As a work round, I coded the .onReceive() modifier to handle willCloseNotification messages to check when i get a notification that my window is closing. Since I get that notification for every closing window, I have had to add code to get the windowNumber and check it against the window being closed.

HostingWindowFinder is a helper view used to get a reference to my NSWindow, which also lets me know my current windowNumber.

struct HostingWindowFinder: NSViewRepresentable {
    var callback: (NSWindow?) -> Void

    func makeNSView(context: Self.Context) -> NSView {
        let view = NSView()
        DispatchQueue.main.async { [weak view] in
            self.callback(view?.window)
        }
        return view
    }
    func updateNSView(_ nsView: NSView, context: Context) {}
}

It's a bit (very) hacky and I would prefer to understand why my view isn't being destroyed along with it's view model.

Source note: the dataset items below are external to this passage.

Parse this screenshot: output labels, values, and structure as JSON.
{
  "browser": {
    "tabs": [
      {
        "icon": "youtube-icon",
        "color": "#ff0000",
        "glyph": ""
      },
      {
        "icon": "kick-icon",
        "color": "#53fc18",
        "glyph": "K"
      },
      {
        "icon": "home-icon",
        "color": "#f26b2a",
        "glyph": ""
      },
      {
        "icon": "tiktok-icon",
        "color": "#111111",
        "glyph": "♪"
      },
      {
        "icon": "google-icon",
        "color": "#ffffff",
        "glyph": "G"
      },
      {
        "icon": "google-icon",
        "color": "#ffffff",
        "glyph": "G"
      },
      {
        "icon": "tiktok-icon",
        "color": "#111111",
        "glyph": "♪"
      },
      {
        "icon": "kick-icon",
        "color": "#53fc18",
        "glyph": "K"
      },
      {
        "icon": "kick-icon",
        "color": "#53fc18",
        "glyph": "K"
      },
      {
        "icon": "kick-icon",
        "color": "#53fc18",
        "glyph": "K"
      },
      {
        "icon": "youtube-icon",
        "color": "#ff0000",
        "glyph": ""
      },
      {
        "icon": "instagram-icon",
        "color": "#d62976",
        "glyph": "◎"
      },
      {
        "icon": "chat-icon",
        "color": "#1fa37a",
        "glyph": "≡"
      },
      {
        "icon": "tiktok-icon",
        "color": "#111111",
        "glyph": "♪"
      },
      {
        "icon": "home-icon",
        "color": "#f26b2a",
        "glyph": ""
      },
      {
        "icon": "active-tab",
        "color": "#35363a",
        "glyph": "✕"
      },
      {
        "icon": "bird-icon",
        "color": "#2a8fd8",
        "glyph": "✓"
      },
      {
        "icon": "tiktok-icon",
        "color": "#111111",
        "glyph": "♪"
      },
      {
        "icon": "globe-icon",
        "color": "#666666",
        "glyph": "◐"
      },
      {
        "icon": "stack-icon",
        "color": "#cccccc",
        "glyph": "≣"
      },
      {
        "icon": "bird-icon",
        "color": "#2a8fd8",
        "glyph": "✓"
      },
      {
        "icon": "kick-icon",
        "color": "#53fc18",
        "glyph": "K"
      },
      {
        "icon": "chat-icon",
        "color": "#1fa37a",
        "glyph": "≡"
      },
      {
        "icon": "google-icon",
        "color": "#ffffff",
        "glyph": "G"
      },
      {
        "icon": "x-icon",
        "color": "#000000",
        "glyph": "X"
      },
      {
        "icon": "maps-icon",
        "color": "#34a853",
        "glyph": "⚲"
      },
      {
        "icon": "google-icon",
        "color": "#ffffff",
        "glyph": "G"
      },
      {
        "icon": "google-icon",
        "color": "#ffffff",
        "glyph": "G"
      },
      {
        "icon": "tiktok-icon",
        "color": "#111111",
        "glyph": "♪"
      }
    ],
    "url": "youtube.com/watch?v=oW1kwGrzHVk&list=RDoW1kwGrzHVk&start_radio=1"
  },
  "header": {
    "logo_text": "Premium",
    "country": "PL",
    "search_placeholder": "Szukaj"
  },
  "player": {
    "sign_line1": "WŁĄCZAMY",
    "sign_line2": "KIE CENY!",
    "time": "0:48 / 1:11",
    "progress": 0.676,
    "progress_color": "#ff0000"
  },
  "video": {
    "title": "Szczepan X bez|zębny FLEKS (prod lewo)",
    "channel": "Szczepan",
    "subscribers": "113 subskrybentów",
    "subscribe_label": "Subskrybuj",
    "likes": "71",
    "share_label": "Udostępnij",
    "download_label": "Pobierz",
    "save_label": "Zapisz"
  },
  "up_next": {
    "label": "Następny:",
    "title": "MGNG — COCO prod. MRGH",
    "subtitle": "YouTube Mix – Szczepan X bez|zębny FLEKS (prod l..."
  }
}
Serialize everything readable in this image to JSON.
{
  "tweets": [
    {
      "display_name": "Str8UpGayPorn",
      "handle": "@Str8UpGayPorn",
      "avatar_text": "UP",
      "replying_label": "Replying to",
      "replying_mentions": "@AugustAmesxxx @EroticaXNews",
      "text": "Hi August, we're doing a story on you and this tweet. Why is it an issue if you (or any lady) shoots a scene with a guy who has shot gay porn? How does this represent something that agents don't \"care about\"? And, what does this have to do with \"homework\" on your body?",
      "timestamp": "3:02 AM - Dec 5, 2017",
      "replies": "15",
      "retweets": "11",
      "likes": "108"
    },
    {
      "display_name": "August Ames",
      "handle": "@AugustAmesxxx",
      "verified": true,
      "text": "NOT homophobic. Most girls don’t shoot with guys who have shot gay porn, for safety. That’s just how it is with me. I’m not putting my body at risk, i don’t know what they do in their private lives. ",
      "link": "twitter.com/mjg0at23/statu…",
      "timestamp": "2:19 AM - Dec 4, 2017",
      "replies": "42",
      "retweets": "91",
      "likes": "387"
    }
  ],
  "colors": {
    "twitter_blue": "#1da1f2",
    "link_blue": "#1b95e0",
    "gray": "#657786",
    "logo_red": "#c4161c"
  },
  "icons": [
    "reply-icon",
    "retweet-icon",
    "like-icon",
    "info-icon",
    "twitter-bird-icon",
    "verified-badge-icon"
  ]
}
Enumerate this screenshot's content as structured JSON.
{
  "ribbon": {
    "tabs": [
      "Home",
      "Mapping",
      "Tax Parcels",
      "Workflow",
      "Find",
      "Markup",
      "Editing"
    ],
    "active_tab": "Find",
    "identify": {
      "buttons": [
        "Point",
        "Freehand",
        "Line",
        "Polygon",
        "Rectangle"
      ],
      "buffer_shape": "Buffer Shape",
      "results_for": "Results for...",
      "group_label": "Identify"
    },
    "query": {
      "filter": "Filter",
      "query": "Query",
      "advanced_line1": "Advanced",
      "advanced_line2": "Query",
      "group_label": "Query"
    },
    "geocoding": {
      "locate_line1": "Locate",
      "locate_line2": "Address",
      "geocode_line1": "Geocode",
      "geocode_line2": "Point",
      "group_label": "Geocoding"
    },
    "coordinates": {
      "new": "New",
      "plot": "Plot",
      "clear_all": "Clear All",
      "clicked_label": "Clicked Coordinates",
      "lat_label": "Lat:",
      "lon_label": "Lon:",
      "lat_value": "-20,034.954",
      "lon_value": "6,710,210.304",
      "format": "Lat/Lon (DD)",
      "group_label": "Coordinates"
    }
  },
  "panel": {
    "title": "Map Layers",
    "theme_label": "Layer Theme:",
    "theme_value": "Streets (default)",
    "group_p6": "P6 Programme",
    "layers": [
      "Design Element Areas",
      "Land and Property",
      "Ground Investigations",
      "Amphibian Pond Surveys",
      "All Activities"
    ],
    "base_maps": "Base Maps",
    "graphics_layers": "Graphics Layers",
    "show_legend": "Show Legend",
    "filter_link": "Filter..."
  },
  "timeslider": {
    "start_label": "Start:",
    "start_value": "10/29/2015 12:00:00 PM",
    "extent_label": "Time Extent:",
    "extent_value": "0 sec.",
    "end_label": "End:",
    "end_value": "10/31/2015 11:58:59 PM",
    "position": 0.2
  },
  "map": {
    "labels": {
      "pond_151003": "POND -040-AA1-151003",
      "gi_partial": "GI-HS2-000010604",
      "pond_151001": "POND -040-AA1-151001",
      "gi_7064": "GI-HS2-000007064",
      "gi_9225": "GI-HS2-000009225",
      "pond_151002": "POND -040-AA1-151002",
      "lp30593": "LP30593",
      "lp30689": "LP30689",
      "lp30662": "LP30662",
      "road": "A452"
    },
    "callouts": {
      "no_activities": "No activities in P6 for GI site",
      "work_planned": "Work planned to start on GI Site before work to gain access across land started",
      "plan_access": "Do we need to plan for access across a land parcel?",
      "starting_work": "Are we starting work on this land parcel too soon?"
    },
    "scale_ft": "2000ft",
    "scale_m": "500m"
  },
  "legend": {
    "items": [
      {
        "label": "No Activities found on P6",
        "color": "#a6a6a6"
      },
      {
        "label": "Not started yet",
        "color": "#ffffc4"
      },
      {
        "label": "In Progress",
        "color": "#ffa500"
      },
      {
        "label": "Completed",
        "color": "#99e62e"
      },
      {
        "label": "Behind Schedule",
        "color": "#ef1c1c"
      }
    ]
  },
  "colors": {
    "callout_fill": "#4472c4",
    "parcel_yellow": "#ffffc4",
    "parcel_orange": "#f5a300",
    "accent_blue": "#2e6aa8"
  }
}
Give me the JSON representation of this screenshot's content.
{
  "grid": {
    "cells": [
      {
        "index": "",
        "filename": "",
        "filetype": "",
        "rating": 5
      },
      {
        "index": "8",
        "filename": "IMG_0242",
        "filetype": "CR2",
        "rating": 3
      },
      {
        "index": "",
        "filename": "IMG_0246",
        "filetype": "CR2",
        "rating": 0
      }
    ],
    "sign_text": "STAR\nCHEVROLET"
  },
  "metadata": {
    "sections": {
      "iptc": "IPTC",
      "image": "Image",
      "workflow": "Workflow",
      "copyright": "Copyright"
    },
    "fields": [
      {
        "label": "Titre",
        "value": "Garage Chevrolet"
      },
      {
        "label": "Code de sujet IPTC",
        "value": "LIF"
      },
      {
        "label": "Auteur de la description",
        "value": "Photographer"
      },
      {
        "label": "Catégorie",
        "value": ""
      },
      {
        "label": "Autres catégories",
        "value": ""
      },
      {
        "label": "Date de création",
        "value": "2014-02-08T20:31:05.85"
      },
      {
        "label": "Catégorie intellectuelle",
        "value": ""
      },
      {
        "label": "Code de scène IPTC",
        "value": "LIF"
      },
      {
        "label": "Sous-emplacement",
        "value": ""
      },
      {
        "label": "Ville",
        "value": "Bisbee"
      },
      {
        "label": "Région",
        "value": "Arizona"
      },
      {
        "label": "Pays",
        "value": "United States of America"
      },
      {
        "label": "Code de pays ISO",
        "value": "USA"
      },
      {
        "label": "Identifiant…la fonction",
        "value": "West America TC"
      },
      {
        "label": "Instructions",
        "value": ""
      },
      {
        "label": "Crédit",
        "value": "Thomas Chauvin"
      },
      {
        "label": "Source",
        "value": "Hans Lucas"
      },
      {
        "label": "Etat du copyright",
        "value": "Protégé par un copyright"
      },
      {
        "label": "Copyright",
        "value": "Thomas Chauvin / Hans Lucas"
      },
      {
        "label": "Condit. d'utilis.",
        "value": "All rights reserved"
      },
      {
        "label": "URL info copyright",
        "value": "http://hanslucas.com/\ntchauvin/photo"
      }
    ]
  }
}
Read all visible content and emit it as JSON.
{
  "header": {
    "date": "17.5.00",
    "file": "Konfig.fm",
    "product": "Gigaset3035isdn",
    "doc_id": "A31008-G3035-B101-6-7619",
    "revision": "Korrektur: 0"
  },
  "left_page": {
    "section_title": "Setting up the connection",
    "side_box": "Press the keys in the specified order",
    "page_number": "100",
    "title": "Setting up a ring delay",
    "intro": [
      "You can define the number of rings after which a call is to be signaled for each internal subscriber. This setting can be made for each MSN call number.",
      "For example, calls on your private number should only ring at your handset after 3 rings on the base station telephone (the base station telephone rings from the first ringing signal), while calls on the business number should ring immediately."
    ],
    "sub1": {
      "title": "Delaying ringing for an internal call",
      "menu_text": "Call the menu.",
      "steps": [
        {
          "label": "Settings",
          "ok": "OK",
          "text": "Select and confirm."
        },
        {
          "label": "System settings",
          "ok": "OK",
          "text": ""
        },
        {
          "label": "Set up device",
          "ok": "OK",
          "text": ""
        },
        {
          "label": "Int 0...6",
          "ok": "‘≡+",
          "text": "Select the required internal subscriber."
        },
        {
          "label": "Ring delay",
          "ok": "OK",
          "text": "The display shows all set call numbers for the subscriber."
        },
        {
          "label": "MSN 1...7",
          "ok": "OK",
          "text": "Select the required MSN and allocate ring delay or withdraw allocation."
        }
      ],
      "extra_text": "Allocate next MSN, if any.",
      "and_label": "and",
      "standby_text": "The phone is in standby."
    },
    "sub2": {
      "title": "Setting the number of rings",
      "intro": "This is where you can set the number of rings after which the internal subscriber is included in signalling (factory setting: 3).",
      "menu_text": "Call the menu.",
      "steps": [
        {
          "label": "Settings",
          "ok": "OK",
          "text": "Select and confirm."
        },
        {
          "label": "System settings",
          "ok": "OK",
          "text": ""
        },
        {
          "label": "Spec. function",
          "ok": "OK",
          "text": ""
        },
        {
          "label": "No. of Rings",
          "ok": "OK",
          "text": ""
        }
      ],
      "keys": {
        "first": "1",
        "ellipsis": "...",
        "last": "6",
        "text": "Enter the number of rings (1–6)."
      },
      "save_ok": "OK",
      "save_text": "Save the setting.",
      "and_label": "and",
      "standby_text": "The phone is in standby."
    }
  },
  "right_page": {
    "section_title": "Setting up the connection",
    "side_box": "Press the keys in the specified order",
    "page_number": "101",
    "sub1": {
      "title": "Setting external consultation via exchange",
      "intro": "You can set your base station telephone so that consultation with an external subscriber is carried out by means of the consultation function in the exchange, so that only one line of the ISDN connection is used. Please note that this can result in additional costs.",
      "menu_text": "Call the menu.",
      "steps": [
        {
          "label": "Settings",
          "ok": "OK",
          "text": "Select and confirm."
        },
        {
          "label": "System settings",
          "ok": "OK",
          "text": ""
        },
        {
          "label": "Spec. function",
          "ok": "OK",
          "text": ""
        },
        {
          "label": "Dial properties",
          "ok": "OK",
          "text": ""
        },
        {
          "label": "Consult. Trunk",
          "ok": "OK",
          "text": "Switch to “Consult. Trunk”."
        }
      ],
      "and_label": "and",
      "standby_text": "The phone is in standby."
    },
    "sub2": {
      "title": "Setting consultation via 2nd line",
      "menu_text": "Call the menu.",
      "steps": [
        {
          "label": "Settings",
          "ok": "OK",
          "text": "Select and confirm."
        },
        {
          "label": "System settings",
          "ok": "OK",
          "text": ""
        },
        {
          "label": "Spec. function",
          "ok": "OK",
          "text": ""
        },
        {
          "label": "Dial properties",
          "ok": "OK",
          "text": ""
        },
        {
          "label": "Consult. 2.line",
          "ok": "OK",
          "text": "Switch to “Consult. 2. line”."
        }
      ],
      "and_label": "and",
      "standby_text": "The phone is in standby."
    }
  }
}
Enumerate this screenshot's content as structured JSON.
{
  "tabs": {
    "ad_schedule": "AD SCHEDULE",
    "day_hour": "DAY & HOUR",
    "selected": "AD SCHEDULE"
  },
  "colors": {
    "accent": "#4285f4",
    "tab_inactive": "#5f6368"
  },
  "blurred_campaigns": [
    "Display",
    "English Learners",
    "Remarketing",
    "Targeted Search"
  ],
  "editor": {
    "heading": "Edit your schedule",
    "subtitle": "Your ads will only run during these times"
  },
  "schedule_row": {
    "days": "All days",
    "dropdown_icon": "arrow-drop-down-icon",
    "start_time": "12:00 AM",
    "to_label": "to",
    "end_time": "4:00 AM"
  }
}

Now I'm looking at it, I'm wondering whether the global appState is hanging on to a reference to the window. It shouldn't be, but it gives me another direction to look.

3      

I may be closing in on the problem. In this component:

        HostingWindowFinder { window in
          if let window = window {
              self.appState.addWindowAndModel(window: window,
                                              viewModel: vm)
              windowNumber = window.windowNumber
          }
        }.frame(height: 0)

I call a function on the global appState to record my window and view model details. I'm using this for communication purposes, so needed a reference to the window. When I comment this code out, my deinit code is called.

So I guess something in the appState is hanging on to the view/view model. I have no idea how I'm going to fix this, but it seems it's entirely self inflicted!

Always irritating when you have fully working code that turns out to be doing more than you expected it to.

Thanks for the help. Steve

3      

Yep, my fault. The appState is called so I can set the window delegate in order to handle two messages (when the window closes and when it becomes the active window). By setting myself as the delegate I must be breaking the existing window functionality so the window isn't destroyed properly.

Always said a little knowledge was dangerous.

so, unless I can define multiple delegates, that's three weeks work I'll have to re-imagine and re-work.